There will be stuff you want to hang on to, so calculate any surplus space you have in an attic, spare room or shed (or build a small shed) to cram the detritus into.
- Time for a deep clean
If your garage is in a total state, you could think about hiring, borrowing or buying a pressure washer and blast out dirt and dust, though it’ll probably end up being stored in the garage if you buy one. Either way, deep cleaning is an important step if you are planning to do up the interior and get handy with a paint brush.
For oil stains, here’s a handy tip: try sprinkling cat litter onto the stain and grinding it in with a brick or old shoe. Sweep the residue away and repeat a few times. Next scrub the stain with oven cleaner and hose down. Repeat, if necessary. Magic.
- Tackle the floors and walls
One of the cheapest, quickest options is to use concrete sealer, which is easy to apply. You can also use concrete stain, which is effectively the same thing with added pigment. Alternatives for garage floors include epoxy paint, which comes in a number of colours, or easy-to-install durable rubber tiles.

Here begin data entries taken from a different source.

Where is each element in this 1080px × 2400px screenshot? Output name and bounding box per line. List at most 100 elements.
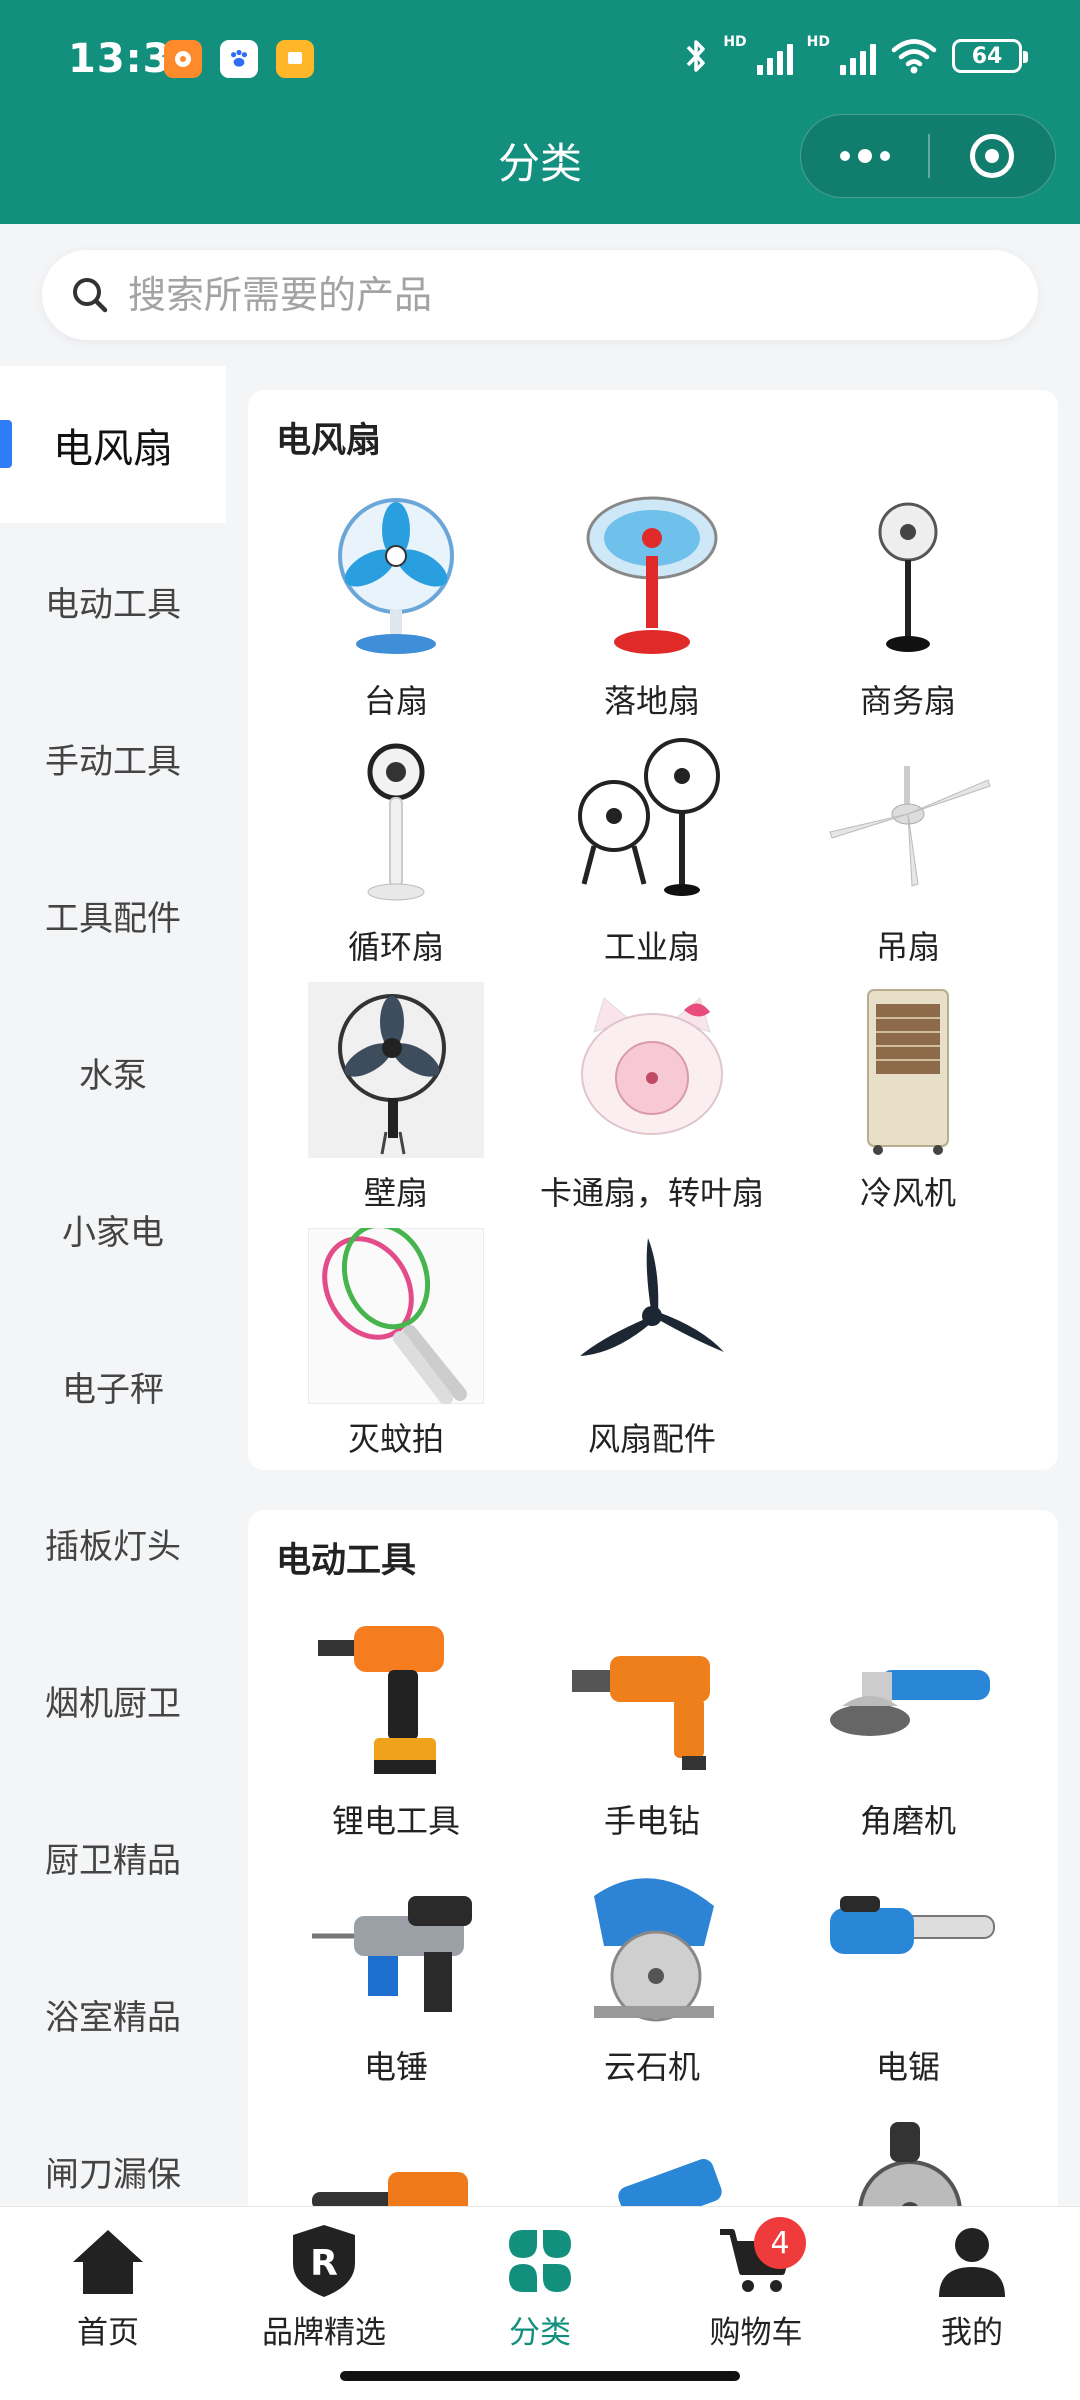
- grid-item-floor-fan[interactable]: 落地扇: [524, 490, 780, 736]
- section-title: 电风扇: [276, 421, 382, 461]
- item-label: 角磨机: [859, 1802, 956, 1840]
- grid-item-rotary-hammer[interactable]: 电锤: [268, 1856, 524, 2102]
- rotary-hammer-icon: [308, 1856, 484, 2032]
- close-miniapp-button[interactable]: [930, 115, 1055, 197]
- grid-item-angle-grinder[interactable]: 角磨机: [780, 1610, 1036, 1856]
- sidebar-item-power-tools[interactable]: 电动工具: [0, 523, 226, 680]
- sidebar-item-electric-fan[interactable]: 电风扇: [0, 366, 226, 523]
- grid-item-ceiling-fan[interactable]: 吊扇: [780, 736, 1036, 982]
- tab-label: 首页: [77, 2315, 139, 2351]
- app-notification-icon: [164, 40, 202, 78]
- grid-item-cut-off-saw[interactable]: [780, 2102, 1036, 2206]
- grid-item-circulation-fan[interactable]: 循环扇: [268, 736, 524, 982]
- tab-brand-selection[interactable]: R 品牌精选: [216, 2221, 432, 2361]
- item-label: 电锯: [875, 2048, 940, 2086]
- header-bar: 13:31 HD HD 64 分类: [0, 0, 1080, 224]
- item-label: 台扇: [363, 682, 428, 720]
- sidebar-item-electronic-scale[interactable]: 电子秤: [0, 1308, 226, 1465]
- tab-label: 购物车: [709, 2315, 803, 2351]
- tab-cart[interactable]: 4 购物车: [648, 2217, 864, 2361]
- search-input[interactable]: [128, 273, 988, 317]
- search-bar[interactable]: [42, 250, 1038, 340]
- item-label: 吊扇: [875, 928, 940, 966]
- item-label: 风扇配件: [587, 1420, 716, 1458]
- grid-item-desk-fan[interactable]: 台扇: [268, 490, 524, 736]
- business-fan-icon: [820, 490, 996, 666]
- status-indicators: HD HD 64: [683, 34, 1028, 76]
- section-title: 电动工具: [276, 1541, 417, 1581]
- home-indicator[interactable]: [340, 2371, 740, 2381]
- more-button[interactable]: [801, 115, 928, 197]
- bluetooth-icon: [687, 40, 706, 72]
- search-icon: [73, 278, 108, 313]
- tab-category[interactable]: 分类: [432, 2221, 648, 2361]
- svg-text:R: R: [310, 2243, 338, 2284]
- cart-icon: 4: [716, 2217, 806, 2301]
- product-grid: 台扇 落地扇 商务扇 循环扇 工业扇 吊扇 壁扇 卡通扇，转叶扇 冷风机 灭蚊拍…: [248, 490, 1058, 1474]
- page: 13:31 HD HD 64 分类 搜索所需要的产品 电风扇 电动工具 手动工具…: [0, 0, 1080, 2400]
- item-label: 冷风机: [859, 1174, 956, 1212]
- air-cooler-icon: [820, 982, 996, 1158]
- desk-fan-icon: [308, 490, 484, 666]
- cart-count-badge: 4: [754, 2217, 806, 2269]
- section-power-tools: 电动工具 锂电工具 手电钻 角磨机 电锤 云石机 电锯: [248, 1510, 1058, 2206]
- hd-label-1: HD: [723, 34, 747, 50]
- grid-item-electric-drill[interactable]: 手电钻: [524, 1610, 780, 1856]
- sidebar-item-small-appliances[interactable]: 小家电: [0, 1151, 226, 1308]
- section-electric-fan: 电风扇 台扇 落地扇 商务扇 循环扇 工业扇 吊扇 壁扇 卡通扇，转叶扇 冷风机…: [248, 390, 1058, 1470]
- search-area: [0, 226, 1080, 362]
- product-grid: 锂电工具 手电钻 角磨机 电锤 云石机 电锯: [248, 1610, 1058, 2206]
- tab-home[interactable]: 首页: [0, 2221, 216, 2361]
- item-label: 云石机: [603, 2048, 700, 2086]
- tab-profile[interactable]: 我的: [864, 2221, 1080, 2361]
- angle-grinder-icon: [820, 1610, 996, 1786]
- cordless-drill-icon: [308, 1610, 484, 1786]
- tab-label: 品牌精选: [262, 2315, 386, 2351]
- message-notification-icon: [276, 40, 314, 78]
- grid-item-industrial-fan[interactable]: 工业扇: [524, 736, 780, 982]
- category-sidebar: 电风扇 电动工具 手动工具 工具配件 水泵 小家电 电子秤 插板灯头 烟机厨卫 …: [0, 366, 226, 2206]
- grid-item-fan-accessories[interactable]: 风扇配件: [524, 1228, 780, 1474]
- grid-item-electric-saw[interactable]: 电锯: [780, 1856, 1036, 2102]
- category-content: 电风扇 台扇 落地扇 商务扇 循环扇 工业扇 吊扇 壁扇 卡通扇，转叶扇 冷风机…: [226, 366, 1080, 2206]
- hd-label-2: HD: [806, 34, 830, 50]
- sidebar-item-kitchen-bath[interactable]: 厨卫精品: [0, 1779, 226, 1936]
- circulation-fan-icon: [308, 736, 484, 912]
- cartoon-fan-icon: [564, 982, 740, 1158]
- sidebar-item-bathroom[interactable]: 浴室精品: [0, 1936, 226, 2093]
- signal-icon-2: [840, 37, 876, 75]
- sidebar-item-power-strips[interactable]: 插板灯头: [0, 1465, 226, 1622]
- user-icon: [932, 2221, 1012, 2301]
- grid-item-chainsaw[interactable]: [268, 2102, 524, 2206]
- category-icon: [500, 2221, 580, 2301]
- ceiling-fan-icon: [820, 736, 996, 912]
- status-bar: 13:31 HD HD 64: [0, 0, 1080, 116]
- brand-shield-icon: R: [284, 2221, 364, 2301]
- sidebar-item-range-hoods[interactable]: 烟机厨卫: [0, 1622, 226, 1779]
- grid-item-cordless-tools[interactable]: 锂电工具: [268, 1610, 524, 1856]
- grid-item-marble-cutter[interactable]: 云石机: [524, 1856, 780, 2102]
- item-label: 工业扇: [603, 928, 700, 966]
- electric-chainsaw-icon: [820, 1856, 996, 2032]
- item-label: 电锤: [363, 2048, 428, 2086]
- item-label: 手电钻: [603, 1802, 700, 1840]
- grid-item-air-cooler[interactable]: 冷风机: [780, 982, 1036, 1228]
- notification-icons: [164, 40, 314, 78]
- grid-item-demolition-hammer[interactable]: [524, 2102, 780, 2206]
- sidebar-item-hand-tools[interactable]: 手动工具: [0, 680, 226, 837]
- floor-fan-icon: [564, 490, 740, 666]
- mosquito-swatter-icon: [308, 1228, 484, 1404]
- fan-blade-icon: [564, 1228, 740, 1404]
- marble-cutter-icon: [564, 1856, 740, 2032]
- sidebar-item-water-pump[interactable]: 水泵: [0, 994, 226, 1151]
- item-label: 商务扇: [859, 682, 956, 720]
- grid-item-business-fan[interactable]: 商务扇: [780, 490, 1036, 736]
- grid-item-wall-fan[interactable]: 壁扇: [268, 982, 524, 1228]
- battery-icon: 64: [952, 39, 1028, 73]
- grid-item-mosquito-swatter[interactable]: 灭蚊拍: [268, 1228, 524, 1474]
- miniapp-capsule: [800, 114, 1056, 198]
- wall-fan-icon: [308, 982, 484, 1158]
- sidebar-item-tool-accessories[interactable]: 工具配件: [0, 837, 226, 994]
- grid-item-cartoon-fan[interactable]: 卡通扇，转叶扇: [524, 982, 780, 1228]
- item-label: 锂电工具: [331, 1802, 460, 1840]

For the walls, wash them first then allow to air dry, put dust sheets down and then apply paint using a spray gun or roller. Keep a large paint brush handy too. You can use cheap masonry paint or emulsion and you’ll probably need two or three coats.
- Pick your furniture
The classic choice for a home cinema is a leather armchair, sofa or recliner. Some come with a fold-down central backrest that turns into a tray for drinks and snacks. There are quite a few dedicated companies who specialise in luxury cinema seating – but it will cost you.
Alternatively, scour junk shops and boot fairs for second-hand cinema seating, sofas and coffee tables – and of course there’s always Ebay and Gumtree.
- Home cinema screen
Last but definitely not least, you’ll need to kit your cinema out with the proper equipment. Which? has an online guide to setting up your home cinema system and surround sound experience, as well as reviews of different systems but you’ll have to pay for the latter.
Depending on your budget, you can choose anything from a flat screen TV mounted on a wall, with hidden cables and a modest surround sound speaker system; a larger screen and fuller sound with speakers hidden in the ceiling or a whizz-bang dedicated home speaker system with a projector and screen and up to 11 speakers.